Nobody is isolated from inflation and rental housing providers are also experiencing increases in costs in their rental housing business well beyond inflation; in many cases property taxes, utilities, maintenance, and labour expenses have risen dramatically faster than inflation in recent years.

Most of the rental housing in our province is provided by the private sector and that’s not going to change anytime soon. The rental housing that was first built in the region between the 1940s and 1970s was built by private owners as an investment. Financialization of housing is nothing new and it has always been a private business. Ninety per cent of our rental housing is owned by private businesses. In fact, Minister David Eby and Premier John Horgan have said that it is very important that rent increases be permitted in order to maintain rental housing stock and encourage future investments in the sector.

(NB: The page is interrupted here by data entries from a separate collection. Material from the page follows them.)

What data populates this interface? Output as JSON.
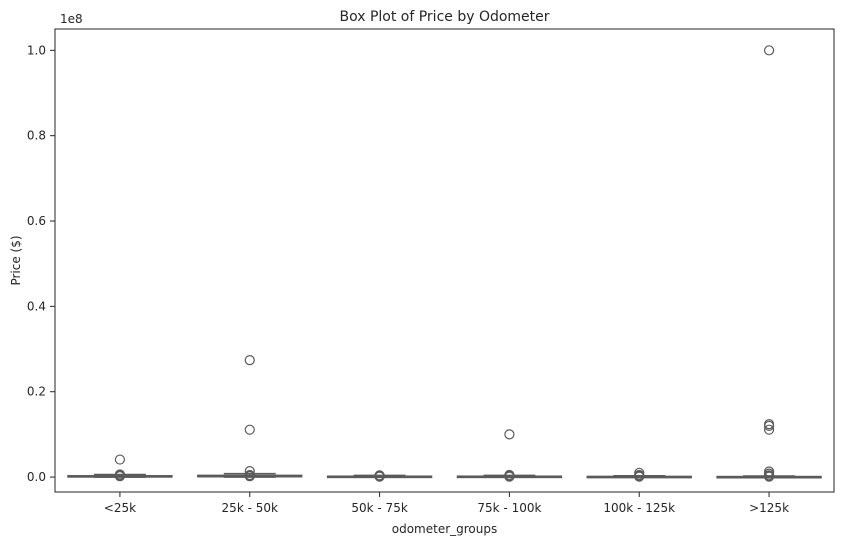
{
  "chart_data": {
    "type": "box",
    "title": "Box Plot of Price by Odometer",
    "xlabel": "odometer_groups",
    "ylabel": "Price ($)",
    "y_offset_label": "1e8",
    "ylim": [
      -0.035,
      1.05
    ],
    "y_unit_multiplier": 100000000,
    "yticks": [
      0.0,
      0.2,
      0.4,
      0.6,
      0.8,
      1.0
    ],
    "ytick_labels": [
      "0.0",
      "0.2",
      "0.4",
      "0.6",
      "0.8",
      "1.0"
    ],
    "grid": false,
    "categories": [
      "<25k",
      "25k - 50k",
      "50k - 75k",
      "75k - 100k",
      "100k - 125k",
      ">125k"
    ],
    "boxes": [
      {
        "category": "<25k",
        "q1": 0.0005,
        "median": 0.0015,
        "q3": 0.003,
        "whisker_low": 0.0,
        "whisker_high": 0.006,
        "outliers": [
          0.041,
          0.006,
          0.004,
          0.003,
          0.002
        ]
      },
      {
        "category": "25k - 50k",
        "q1": 0.0008,
        "median": 0.002,
        "q3": 0.004,
        "whisker_low": 0.0,
        "whisker_high": 0.008,
        "outliers": [
          0.274,
          0.111,
          0.014,
          0.005,
          0.003,
          0.002
        ]
      },
      {
        "category": "50k - 75k",
        "q1": 0.0003,
        "median": 0.001,
        "q3": 0.002,
        "whisker_low": 0.0,
        "whisker_high": 0.004,
        "outliers": [
          0.004,
          0.003,
          0.002,
          0.001
        ]
      },
      {
        "category": "75k - 100k",
        "q1": 0.0003,
        "median": 0.001,
        "q3": 0.002,
        "whisker_low": 0.0,
        "whisker_high": 0.004,
        "outliers": [
          0.1,
          0.005,
          0.003,
          0.002,
          0.001
        ]
      },
      {
        "category": "100k - 125k",
        "q1": 0.0002,
        "median": 0.0008,
        "q3": 0.0015,
        "whisker_low": 0.0,
        "whisker_high": 0.003,
        "outliers": [
          0.01,
          0.005,
          0.003,
          0.001
        ]
      },
      {
        "category": ">125k",
        "q1": 0.0002,
        "median": 0.0006,
        "q3": 0.0012,
        "whisker_low": 0.0,
        "whisker_high": 0.0025,
        "outliers": [
          1.0,
          0.124,
          0.12,
          0.111,
          0.013,
          0.008,
          0.004,
          0.002,
          0.001
        ]
      }
    ],
    "colors": {
      "box_fill": "#c8c8c8",
      "line": "#5a5a5a",
      "outlier": "#5a5a5a",
      "frame": "#262626",
      "background": "#ffffff"
    }
  }
}
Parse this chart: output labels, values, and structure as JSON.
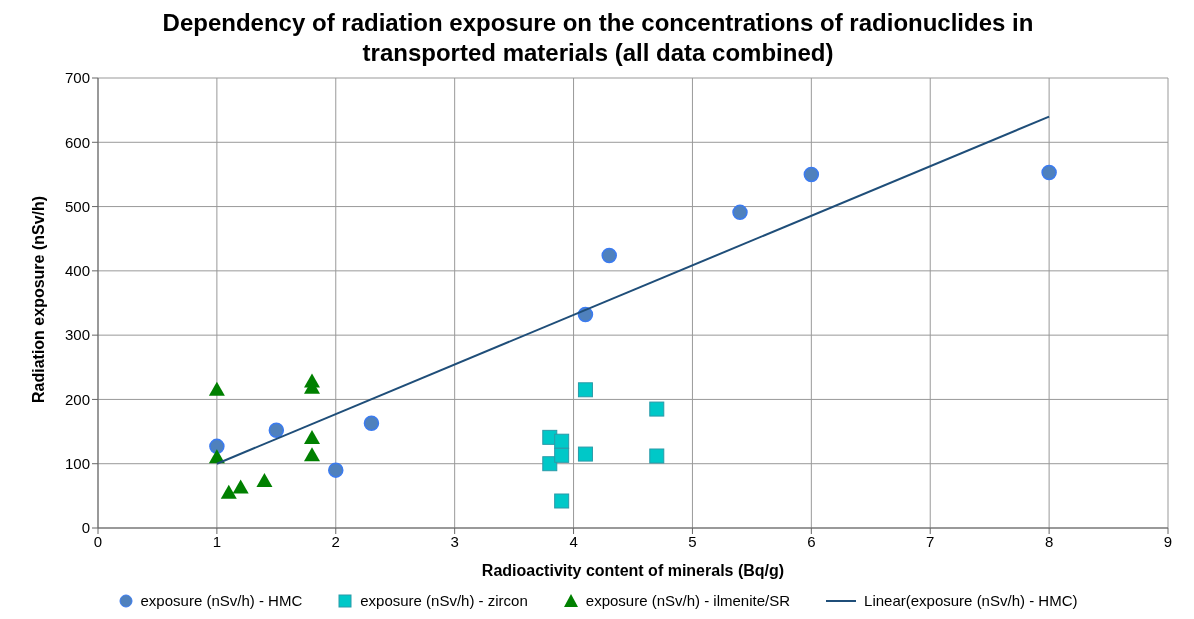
{
  "chart_data": {
    "type": "scatter",
    "title": "Dependency of radiation exposure on the concentrations of radionuclides in transported materials (all data combined)",
    "xlabel": "Radioactivity content of minerals (Bq/g)",
    "ylabel": "Radiation exposure (nSv/h)",
    "xlim": [
      0,
      9
    ],
    "xticks": [
      0,
      1,
      2,
      3,
      4,
      5,
      6,
      7,
      8,
      9
    ],
    "ylim": [
      0,
      700
    ],
    "yticks": [
      0,
      100,
      200,
      300,
      400,
      500,
      600,
      700
    ],
    "grid": true,
    "legend": "bottom",
    "series": [
      {
        "name": "exposure (nSv/h) - HMC",
        "color": "#4f81bd",
        "marker": "circle",
        "x": [
          1,
          1.5,
          2,
          2.3,
          4.1,
          4.3,
          5.4,
          6,
          8
        ],
        "values": [
          127,
          152,
          90,
          163,
          332,
          424,
          491,
          550,
          553
        ]
      },
      {
        "name": "exposure (nSv/h) - zircon",
        "color": "#00c8c8",
        "marker": "square",
        "x": [
          3.8,
          3.8,
          3.9,
          3.9,
          3.9,
          4.1,
          4.1,
          4.7,
          4.7
        ],
        "values": [
          141,
          100,
          135,
          113,
          42,
          215,
          115,
          185,
          112
        ]
      },
      {
        "name": "exposure (nSv/h) - ilmenite/SR",
        "color": "#008000",
        "marker": "triangle",
        "x": [
          1,
          1,
          1.1,
          1.2,
          1.4,
          1.8,
          1.8,
          1.8,
          1.8
        ],
        "values": [
          215,
          110,
          55,
          63,
          73,
          228,
          218,
          140,
          113
        ]
      },
      {
        "name": "Linear(exposure (nSv/h) - HMC)",
        "color": "#1f4e79",
        "type": "line",
        "marker": "none",
        "x": [
          1,
          8
        ],
        "values": [
          100,
          640
        ]
      }
    ]
  }
}
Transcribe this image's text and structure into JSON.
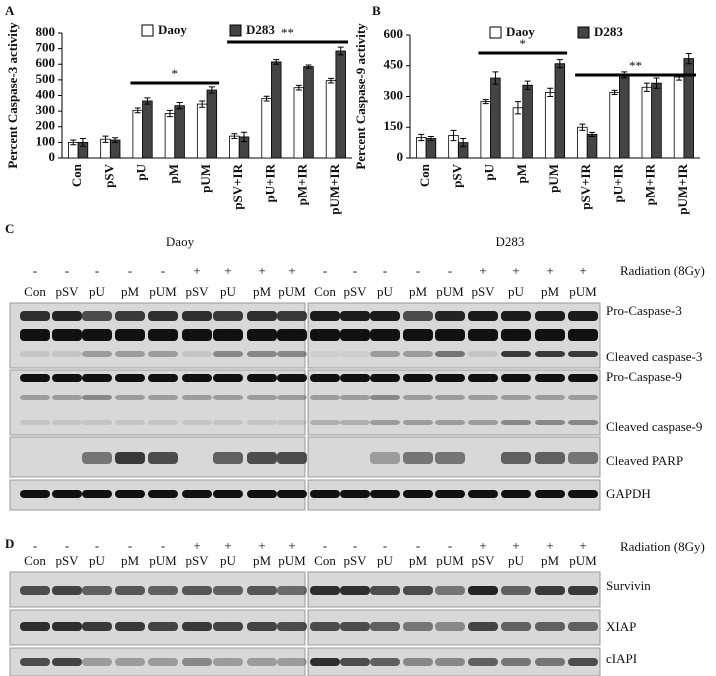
{
  "chart_data": [
    {
      "type": "bar",
      "panel": "A",
      "ylabel": "Percent Caspase-3 activity",
      "categories": [
        "Con",
        "pSV",
        "pU",
        "pM",
        "pUM",
        "pSV+IR",
        "pU+IR",
        "pM+IR",
        "pUM+IR"
      ],
      "series": [
        {
          "name": "Daoy",
          "color": "#ffffff",
          "values": [
            100,
            120,
            305,
            285,
            345,
            140,
            380,
            450,
            495
          ],
          "errors": [
            15,
            20,
            15,
            20,
            20,
            15,
            15,
            15,
            15
          ]
        },
        {
          "name": "D283",
          "color": "#444444",
          "values": [
            100,
            115,
            365,
            335,
            435,
            135,
            615,
            585,
            685
          ],
          "errors": [
            25,
            15,
            20,
            20,
            20,
            30,
            15,
            10,
            25
          ]
        }
      ],
      "ylim": [
        0,
        800
      ],
      "yticks": [
        0,
        100,
        200,
        300,
        400,
        500,
        600,
        700,
        800
      ],
      "annotations": [
        "*",
        "**"
      ]
    },
    {
      "type": "bar",
      "panel": "B",
      "ylabel": "Percent Caspase-9 activity",
      "categories": [
        "Con",
        "pSV",
        "pU",
        "pM",
        "pUM",
        "pSV+IR",
        "pU+IR",
        "pM+IR",
        "pUM+IR"
      ],
      "series": [
        {
          "name": "Daoy",
          "color": "#ffffff",
          "values": [
            100,
            110,
            275,
            245,
            320,
            150,
            320,
            345,
            395
          ],
          "errors": [
            15,
            25,
            10,
            30,
            20,
            15,
            10,
            20,
            15
          ]
        },
        {
          "name": "D283",
          "color": "#444444",
          "values": [
            95,
            75,
            390,
            355,
            460,
            115,
            405,
            365,
            485
          ],
          "errors": [
            10,
            20,
            30,
            20,
            20,
            10,
            15,
            25,
            25
          ]
        }
      ],
      "ylim": [
        0,
        600
      ],
      "yticks": [
        0,
        150,
        300,
        450,
        600
      ],
      "annotations": [
        "*",
        "**"
      ]
    }
  ],
  "panel_c": {
    "label": "C",
    "left_title": "Daoy",
    "right_title": "D283",
    "radiation": "Radiation (8Gy)",
    "signs": [
      "-",
      "-",
      "-",
      "-",
      "-",
      "+",
      "+",
      "+",
      "+"
    ],
    "lanes": [
      "Con",
      "pSV",
      "pU",
      "pM",
      "pUM",
      "pSV",
      "pU",
      "pM",
      "pUM"
    ],
    "rows": [
      "Pro-Caspase-3",
      "Cleaved caspase-3",
      "Pro-Caspase-9",
      "Cleaved caspase-9",
      "Cleaved PARP",
      "GAPDH"
    ]
  },
  "panel_d": {
    "label": "D",
    "radiation": "Radiation (8Gy)",
    "signs": [
      "-",
      "-",
      "-",
      "-",
      "-",
      "+",
      "+",
      "+",
      "+"
    ],
    "lanes": [
      "Con",
      "pSV",
      "pU",
      "pM",
      "pUM",
      "pSV",
      "pU",
      "pM",
      "pUM"
    ],
    "rows": [
      "Survivin",
      "XIAP",
      "cIAPI"
    ]
  }
}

Unfortunately, the concept of building rental housing in the city is no longer financially feasible due to the challenging economic conditions such as the radical increase in construction costs and interest rates together with the continuous political interventions in the rental regulations. For example, very recently the City of Vancouver tried to implement vacancy control for SROs and it was actually overturned by senior court because these types of rent controls are not the privy of municipal government. As a result of continuous interventions in rental regulations by municipalities and the province, one of our own projects in Downtown Vancouver, a proposed 25-storey mixed-use rental tower will now move forward as 100% condominiums. This is a loss of over 150 future secured market rental homes in Vancouver that will now be replaced by condominium homes.

Suggestions that landlords can recoup their expenses with extra rental increases are also incorrect. Unfortunately, the idea of the above-permitted rental increases under the special expenses category is something that almost no landlord has been successful in doing because all the expenses must be incurred, documented and an application has to be made to the Residential Tenancy Branch. Only then is a decision made whether any increase is approved. Therefore, landlords aren’t going to make speculative increases in these costs. In addition, these extra allowable rent increases don’t cover general inflation costs anyways. The truth is that capping the 2023 rent increases is going to put the market behind in terms of operating existing buildings and bringing new rental stock to the market.

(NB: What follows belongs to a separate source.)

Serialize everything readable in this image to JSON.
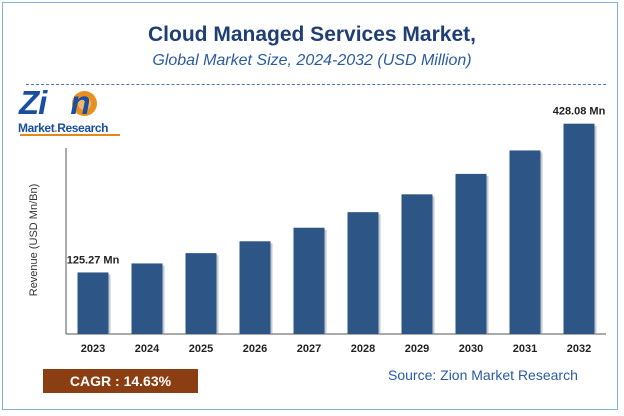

If housing is a human right then we and society as a whole should be funding any subsidies needed for tenants through our taxation system and our social safety net. We shouldn’t be expecting to have the private sector that fundamentally operates on the basis of return on investment to provide over 90 per cent of the rental housing stock while also trying to force those private businesses to subsidize tenants with below market rents.

Tenants should be asking the government where is the promised renter’s rebate? Twice the NDP government promised it, in two different elections. This promised rebate is a collective expense that we will pay as a society to help vulnerable renters while now the government is transferring subsidies and forcing private investors to subsidize tenants. When it comes to subsidies, the government needs to also focus on vulnerable renters, those who really need that assistance, so that subsidies are not given to all people who rent, many of whom are very well paid and have great jobs.

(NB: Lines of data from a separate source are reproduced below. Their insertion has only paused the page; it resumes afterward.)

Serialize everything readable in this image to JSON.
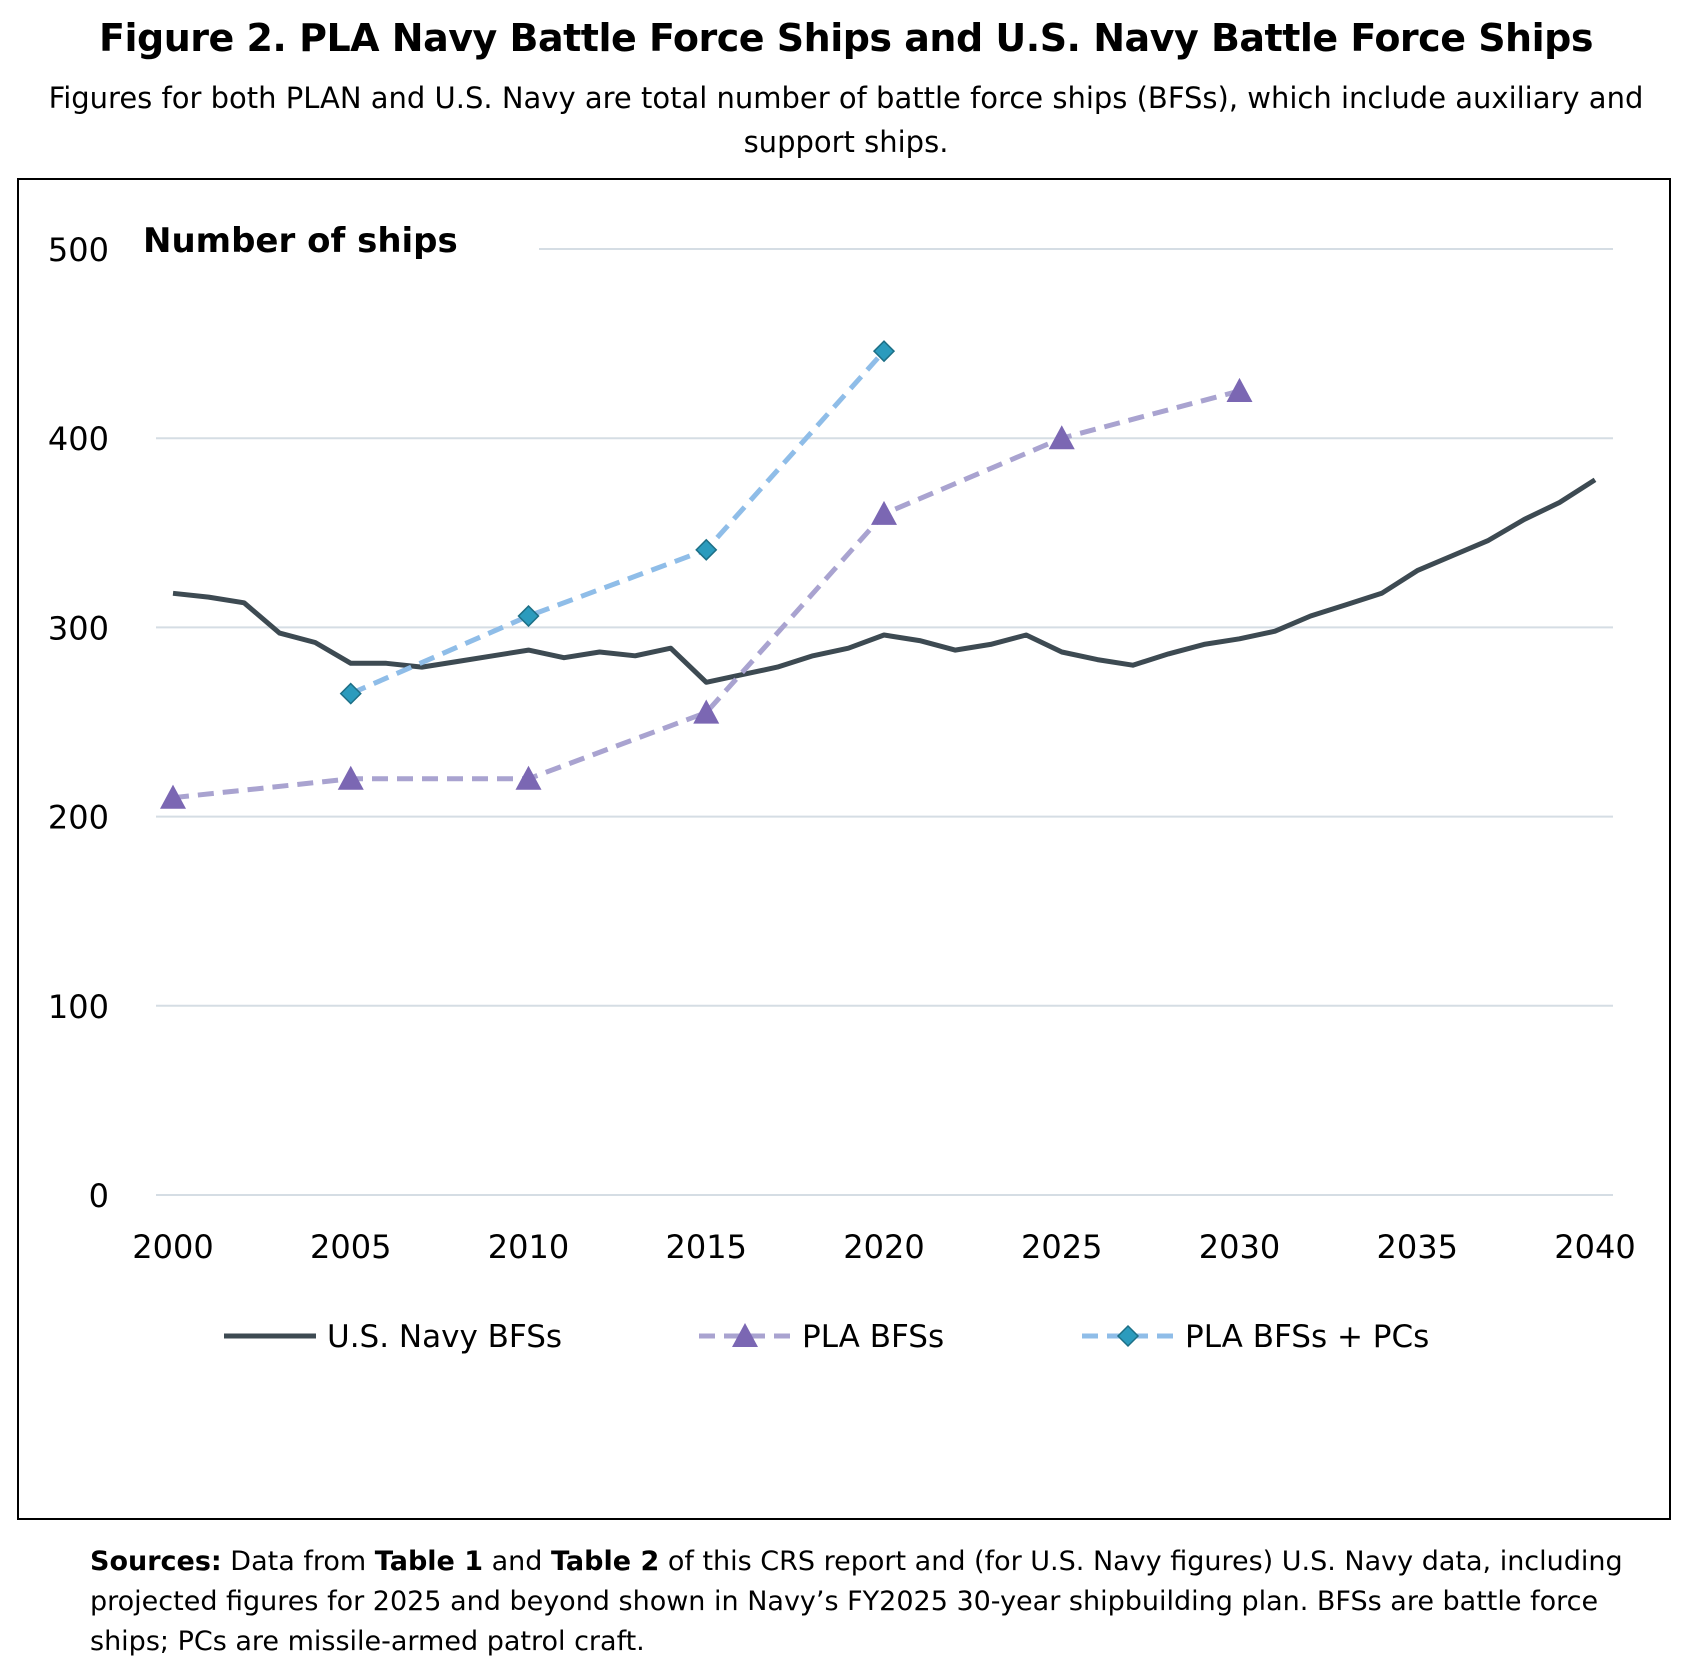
{
  "figure": {
    "title": "Figure 2. PLA Navy Battle Force Ships and U.S. Navy Battle Force Ships",
    "subtitle": "Figures for both PLAN and U.S. Navy are total number of battle force ships (BFSs), which include auxiliary and support ships."
  },
  "sources": {
    "label": "Sources:",
    "text_1": " Data from ",
    "table1": "Table 1",
    "text_2": " and ",
    "table2": "Table 2",
    "text_3": " of this CRS report and (for U.S. Navy figures) U.S. Navy data, including projected figures for 2025 and beyond shown in Navy’s FY2025 30-year shipbuilding plan. BFSs are battle force ships; PCs are missile-armed patrol craft."
  },
  "chart_data": {
    "type": "line",
    "title": "",
    "ylabel": "Number of ships",
    "xlabel": "",
    "xlim": [
      2000,
      2040
    ],
    "ylim": [
      0,
      500
    ],
    "x_ticks": [
      "2000",
      "2005",
      "2010",
      "2015",
      "2020",
      "2025",
      "2030",
      "2035",
      "2040"
    ],
    "y_ticks": [
      "0",
      "100",
      "200",
      "300",
      "400",
      "500"
    ],
    "grid": "horizontal",
    "legend_position": "bottom",
    "series": [
      {
        "name": "U.S. Navy BFSs",
        "color": "#3d4a52",
        "style": "solid",
        "marker": "none",
        "x": [
          2000,
          2001,
          2002,
          2003,
          2004,
          2005,
          2006,
          2007,
          2008,
          2009,
          2010,
          2011,
          2012,
          2013,
          2014,
          2015,
          2016,
          2017,
          2018,
          2019,
          2020,
          2021,
          2022,
          2023,
          2024,
          2025,
          2026,
          2027,
          2028,
          2029,
          2030,
          2031,
          2032,
          2033,
          2034,
          2035,
          2036,
          2037,
          2038,
          2039,
          2040
        ],
        "y": [
          318,
          316,
          313,
          297,
          292,
          281,
          281,
          279,
          282,
          285,
          288,
          284,
          287,
          285,
          289,
          271,
          275,
          279,
          285,
          289,
          296,
          293,
          288,
          291,
          296,
          287,
          283,
          280,
          286,
          291,
          294,
          298,
          306,
          312,
          318,
          330,
          338,
          346,
          357,
          366,
          378
        ]
      },
      {
        "name": "PLA BFSs",
        "color": "#a9a3d0",
        "marker_color": "#7b67b3",
        "style": "dashed",
        "marker": "triangle",
        "x": [
          2000,
          2005,
          2010,
          2015,
          2020,
          2025,
          2030
        ],
        "y": [
          210,
          220,
          220,
          255,
          360,
          400,
          425
        ]
      },
      {
        "name": "PLA BFSs + PCs",
        "color": "#8fbde8",
        "marker_color": "#2b9bbd",
        "style": "dashed",
        "marker": "diamond",
        "x": [
          2005,
          2010,
          2015,
          2020
        ],
        "y": [
          265,
          306,
          341,
          446
        ]
      }
    ]
  }
}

We shouldn’t forget that in 2018 the provincial government created the provincially appointed Rental Housing Task Force that studied the idea of vacancy control extensively. In the end they made a number of other changes, including limiting rent increases to just inflation (which they no longer honour anyway), but the Task Force specifically decided not to implement vacancy control.  They did this because they considered it destabilizing to the creation of new rental stock and re-investment in existing rental buildings.